Full sun is essential for good flowering, and although this shrub prefers sandy, very well-drained soils, be they acid, neutral or alkaline, for quick establishment in very poor soils, amend the soil with plenty of organic matter and till to a depth of about 25cm. If your soil does not have perfect drainage, add sand or other gritty material to enhance percolation, or grow the plant in a raised bed, or containers.

Young plants will need supplemental irrigation as they establish, and although mature plants can withstand fairly long periods of drought, in the garden they will respond well to intermittent watering in the heat of summer. Avoid overwatering as this can cause root rot.

Because its native soil is so low in nutrients, feeding with commercial fertilisers might actually harm the plant, so only use organic mulch around the roots, and apply a light dressing of bone meal in spring. This mulch will slowly release needed nutrients, as well as protect the root zone from cold, and help prevent weeds from growing. Never dig around the roots of this plant as they resent soil disturbance.

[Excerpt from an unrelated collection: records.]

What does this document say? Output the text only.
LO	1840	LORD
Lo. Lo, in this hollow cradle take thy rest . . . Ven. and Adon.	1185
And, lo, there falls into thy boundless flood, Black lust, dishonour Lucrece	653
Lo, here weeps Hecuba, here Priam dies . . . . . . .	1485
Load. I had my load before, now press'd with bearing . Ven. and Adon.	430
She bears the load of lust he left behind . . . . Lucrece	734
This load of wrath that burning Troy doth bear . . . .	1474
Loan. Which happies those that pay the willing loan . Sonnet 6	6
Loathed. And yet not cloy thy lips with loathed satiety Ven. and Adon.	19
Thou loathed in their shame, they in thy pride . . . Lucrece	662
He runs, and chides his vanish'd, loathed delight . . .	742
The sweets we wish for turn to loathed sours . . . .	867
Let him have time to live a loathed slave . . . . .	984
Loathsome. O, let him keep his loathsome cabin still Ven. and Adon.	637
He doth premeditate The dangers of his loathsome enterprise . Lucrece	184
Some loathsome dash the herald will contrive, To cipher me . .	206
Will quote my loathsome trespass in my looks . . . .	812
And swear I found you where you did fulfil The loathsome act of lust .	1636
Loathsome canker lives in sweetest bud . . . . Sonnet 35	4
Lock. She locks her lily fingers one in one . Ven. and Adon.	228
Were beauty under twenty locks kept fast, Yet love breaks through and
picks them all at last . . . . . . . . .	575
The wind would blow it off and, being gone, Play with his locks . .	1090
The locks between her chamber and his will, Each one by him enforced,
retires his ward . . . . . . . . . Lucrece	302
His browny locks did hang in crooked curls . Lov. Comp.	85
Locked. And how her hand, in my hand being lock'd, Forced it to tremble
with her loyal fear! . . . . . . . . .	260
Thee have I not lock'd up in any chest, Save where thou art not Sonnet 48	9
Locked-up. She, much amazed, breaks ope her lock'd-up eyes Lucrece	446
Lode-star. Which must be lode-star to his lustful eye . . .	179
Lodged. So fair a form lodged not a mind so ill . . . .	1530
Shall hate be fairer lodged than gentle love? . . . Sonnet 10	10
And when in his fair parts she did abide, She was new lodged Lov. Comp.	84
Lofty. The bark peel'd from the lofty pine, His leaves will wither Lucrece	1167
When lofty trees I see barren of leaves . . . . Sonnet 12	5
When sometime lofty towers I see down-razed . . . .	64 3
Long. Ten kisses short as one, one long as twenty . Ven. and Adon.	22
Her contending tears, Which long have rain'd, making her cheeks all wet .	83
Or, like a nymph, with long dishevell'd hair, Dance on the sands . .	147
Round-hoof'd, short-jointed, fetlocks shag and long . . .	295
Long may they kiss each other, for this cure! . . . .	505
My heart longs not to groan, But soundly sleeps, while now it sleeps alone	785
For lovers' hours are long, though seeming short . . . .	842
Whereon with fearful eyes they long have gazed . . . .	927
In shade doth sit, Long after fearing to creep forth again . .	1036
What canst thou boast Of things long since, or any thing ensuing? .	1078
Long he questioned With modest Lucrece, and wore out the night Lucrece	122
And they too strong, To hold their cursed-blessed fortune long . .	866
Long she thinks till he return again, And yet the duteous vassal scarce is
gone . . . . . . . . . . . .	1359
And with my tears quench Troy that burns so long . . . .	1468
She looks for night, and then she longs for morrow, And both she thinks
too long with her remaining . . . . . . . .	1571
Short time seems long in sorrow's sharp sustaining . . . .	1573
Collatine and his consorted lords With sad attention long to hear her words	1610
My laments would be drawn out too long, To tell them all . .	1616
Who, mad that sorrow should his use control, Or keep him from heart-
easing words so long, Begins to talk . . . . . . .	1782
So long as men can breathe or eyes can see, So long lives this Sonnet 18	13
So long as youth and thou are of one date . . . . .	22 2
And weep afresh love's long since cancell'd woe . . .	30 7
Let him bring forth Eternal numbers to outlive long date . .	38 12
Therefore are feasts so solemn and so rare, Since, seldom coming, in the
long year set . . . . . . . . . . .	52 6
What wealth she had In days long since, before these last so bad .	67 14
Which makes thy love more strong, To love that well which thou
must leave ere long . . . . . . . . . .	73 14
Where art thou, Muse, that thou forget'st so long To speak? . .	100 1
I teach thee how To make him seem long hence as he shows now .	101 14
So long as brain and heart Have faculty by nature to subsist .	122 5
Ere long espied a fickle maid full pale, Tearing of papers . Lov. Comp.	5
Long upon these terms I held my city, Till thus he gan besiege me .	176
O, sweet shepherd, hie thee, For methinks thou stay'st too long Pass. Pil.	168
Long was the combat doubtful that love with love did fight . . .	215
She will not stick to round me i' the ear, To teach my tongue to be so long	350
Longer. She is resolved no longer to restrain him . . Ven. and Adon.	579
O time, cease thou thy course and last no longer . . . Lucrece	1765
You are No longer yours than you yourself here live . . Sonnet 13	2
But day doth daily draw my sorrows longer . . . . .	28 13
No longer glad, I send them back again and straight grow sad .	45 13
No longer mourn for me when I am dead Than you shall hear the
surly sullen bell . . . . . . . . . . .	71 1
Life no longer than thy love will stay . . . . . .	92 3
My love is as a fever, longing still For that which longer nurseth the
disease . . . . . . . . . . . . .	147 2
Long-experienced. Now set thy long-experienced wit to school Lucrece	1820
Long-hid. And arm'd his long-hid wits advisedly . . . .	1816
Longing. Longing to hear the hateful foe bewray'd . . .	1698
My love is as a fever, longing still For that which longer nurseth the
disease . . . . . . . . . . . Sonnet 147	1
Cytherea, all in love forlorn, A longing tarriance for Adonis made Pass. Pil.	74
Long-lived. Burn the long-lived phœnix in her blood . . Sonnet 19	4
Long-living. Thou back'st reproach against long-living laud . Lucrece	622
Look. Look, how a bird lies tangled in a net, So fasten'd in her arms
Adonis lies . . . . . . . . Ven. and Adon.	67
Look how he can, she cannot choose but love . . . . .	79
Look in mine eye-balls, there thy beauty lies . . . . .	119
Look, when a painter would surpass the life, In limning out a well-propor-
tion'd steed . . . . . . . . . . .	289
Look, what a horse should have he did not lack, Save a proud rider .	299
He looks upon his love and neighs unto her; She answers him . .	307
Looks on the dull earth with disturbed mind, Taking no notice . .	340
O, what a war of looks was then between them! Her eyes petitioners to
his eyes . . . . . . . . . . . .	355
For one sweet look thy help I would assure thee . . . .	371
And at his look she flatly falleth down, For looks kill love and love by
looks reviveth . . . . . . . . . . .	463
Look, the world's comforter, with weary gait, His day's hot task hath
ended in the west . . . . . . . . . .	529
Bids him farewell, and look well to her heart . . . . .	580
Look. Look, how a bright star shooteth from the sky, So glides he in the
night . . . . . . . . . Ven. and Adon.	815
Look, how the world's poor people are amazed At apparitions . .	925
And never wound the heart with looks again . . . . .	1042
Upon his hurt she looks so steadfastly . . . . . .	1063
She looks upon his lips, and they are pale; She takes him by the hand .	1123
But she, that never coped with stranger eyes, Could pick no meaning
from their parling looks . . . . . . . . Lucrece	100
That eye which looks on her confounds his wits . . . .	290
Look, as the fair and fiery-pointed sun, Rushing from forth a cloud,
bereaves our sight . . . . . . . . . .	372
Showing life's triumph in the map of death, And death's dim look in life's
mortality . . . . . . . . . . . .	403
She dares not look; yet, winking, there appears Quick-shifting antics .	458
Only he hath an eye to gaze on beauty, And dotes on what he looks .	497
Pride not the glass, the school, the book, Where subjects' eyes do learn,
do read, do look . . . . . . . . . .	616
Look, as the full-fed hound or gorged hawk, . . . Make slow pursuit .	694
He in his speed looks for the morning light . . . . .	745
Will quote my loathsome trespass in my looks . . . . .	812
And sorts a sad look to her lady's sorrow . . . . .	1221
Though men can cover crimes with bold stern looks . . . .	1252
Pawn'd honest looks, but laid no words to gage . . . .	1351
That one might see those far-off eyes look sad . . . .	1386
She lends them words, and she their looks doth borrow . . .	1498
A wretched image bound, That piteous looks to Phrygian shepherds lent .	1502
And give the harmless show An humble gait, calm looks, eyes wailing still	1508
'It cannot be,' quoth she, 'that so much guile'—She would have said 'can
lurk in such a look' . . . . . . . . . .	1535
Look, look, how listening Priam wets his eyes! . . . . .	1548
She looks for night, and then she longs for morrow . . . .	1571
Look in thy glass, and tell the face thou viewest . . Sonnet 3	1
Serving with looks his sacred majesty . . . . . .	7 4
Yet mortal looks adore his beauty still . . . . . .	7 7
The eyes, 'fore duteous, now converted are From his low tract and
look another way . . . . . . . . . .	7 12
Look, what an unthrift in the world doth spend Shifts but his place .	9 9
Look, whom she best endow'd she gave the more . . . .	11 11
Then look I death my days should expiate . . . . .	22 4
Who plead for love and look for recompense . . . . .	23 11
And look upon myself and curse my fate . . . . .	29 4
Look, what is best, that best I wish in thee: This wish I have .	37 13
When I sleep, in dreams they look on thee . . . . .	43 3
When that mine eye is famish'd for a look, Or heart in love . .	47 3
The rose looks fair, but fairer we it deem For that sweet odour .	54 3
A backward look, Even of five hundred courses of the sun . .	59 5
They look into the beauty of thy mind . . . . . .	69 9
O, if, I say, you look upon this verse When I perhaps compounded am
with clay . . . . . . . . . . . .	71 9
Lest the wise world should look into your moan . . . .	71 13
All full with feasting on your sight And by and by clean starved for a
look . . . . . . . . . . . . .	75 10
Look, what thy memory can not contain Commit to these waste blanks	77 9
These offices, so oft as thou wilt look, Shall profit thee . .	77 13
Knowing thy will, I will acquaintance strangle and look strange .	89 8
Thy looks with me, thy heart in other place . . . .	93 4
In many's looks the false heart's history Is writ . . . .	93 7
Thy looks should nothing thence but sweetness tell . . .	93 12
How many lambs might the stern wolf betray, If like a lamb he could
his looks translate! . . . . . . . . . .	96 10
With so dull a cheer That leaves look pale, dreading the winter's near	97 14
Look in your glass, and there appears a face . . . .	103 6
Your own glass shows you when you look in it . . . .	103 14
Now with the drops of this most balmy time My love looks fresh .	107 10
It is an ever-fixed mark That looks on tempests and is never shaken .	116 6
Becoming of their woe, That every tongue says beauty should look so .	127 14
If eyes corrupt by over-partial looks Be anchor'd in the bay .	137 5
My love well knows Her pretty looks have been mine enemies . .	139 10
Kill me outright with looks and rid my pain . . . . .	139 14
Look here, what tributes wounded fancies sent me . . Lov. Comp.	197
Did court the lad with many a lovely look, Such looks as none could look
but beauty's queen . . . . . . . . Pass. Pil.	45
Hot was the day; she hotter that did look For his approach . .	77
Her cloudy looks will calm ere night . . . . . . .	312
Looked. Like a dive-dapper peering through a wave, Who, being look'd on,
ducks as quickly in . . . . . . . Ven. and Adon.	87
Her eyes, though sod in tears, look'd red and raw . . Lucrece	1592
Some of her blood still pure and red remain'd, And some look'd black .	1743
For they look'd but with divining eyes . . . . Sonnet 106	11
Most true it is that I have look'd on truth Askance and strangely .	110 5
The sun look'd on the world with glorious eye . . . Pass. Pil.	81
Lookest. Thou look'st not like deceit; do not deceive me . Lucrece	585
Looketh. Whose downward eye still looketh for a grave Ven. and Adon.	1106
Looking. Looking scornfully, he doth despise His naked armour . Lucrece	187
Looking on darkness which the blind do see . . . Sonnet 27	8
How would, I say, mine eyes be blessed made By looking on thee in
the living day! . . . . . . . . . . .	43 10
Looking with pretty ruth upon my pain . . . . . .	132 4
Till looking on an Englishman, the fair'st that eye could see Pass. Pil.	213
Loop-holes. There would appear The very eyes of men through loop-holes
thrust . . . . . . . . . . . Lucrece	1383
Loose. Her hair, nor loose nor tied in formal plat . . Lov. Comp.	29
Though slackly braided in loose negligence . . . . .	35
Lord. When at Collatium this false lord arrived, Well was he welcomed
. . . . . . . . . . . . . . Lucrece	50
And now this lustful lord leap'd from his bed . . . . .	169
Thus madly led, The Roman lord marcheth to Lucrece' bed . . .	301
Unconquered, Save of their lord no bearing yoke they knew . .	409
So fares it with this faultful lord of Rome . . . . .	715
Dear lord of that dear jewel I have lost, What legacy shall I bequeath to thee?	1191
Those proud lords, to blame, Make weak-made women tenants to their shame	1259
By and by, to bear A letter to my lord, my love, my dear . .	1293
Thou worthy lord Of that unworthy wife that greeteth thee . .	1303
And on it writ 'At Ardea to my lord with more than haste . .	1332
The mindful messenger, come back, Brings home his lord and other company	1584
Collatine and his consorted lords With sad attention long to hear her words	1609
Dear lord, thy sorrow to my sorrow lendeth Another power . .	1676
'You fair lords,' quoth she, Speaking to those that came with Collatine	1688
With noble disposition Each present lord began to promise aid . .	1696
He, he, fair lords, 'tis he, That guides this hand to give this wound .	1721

An annual pruning when the plant has finished flowering forces tighter, more compact shrubs and helps to keep the centre of the plant open for light and air. Although the geraldton wax plant can take quite harsh pruning, just cutting back the stems by one third will encourage new shoots, which bear the next season’s blooms.

Propagation from seed is difficult but cuttings of firm, current seasons growth will usually strike readily

Problems, Pests & Diseases:

If grown correctly the geraldton wax plant does not suffer from any serious pests or diseases. It is sensitive to root rot fungus (Phytophora sp.) which is one reason why they can be difficult to grow under humid summer conditions. Other than that, scale is the most likely pest that may occur.

Warning:

We could not find any information on the toxicity of this plant.

In Australia, this species is provisionally classified as schedule 1 under the Sewerage Act. Written approval is required prior to planting it in streets or roads, and it may not be planted closer than two metres to any sewer main or connection.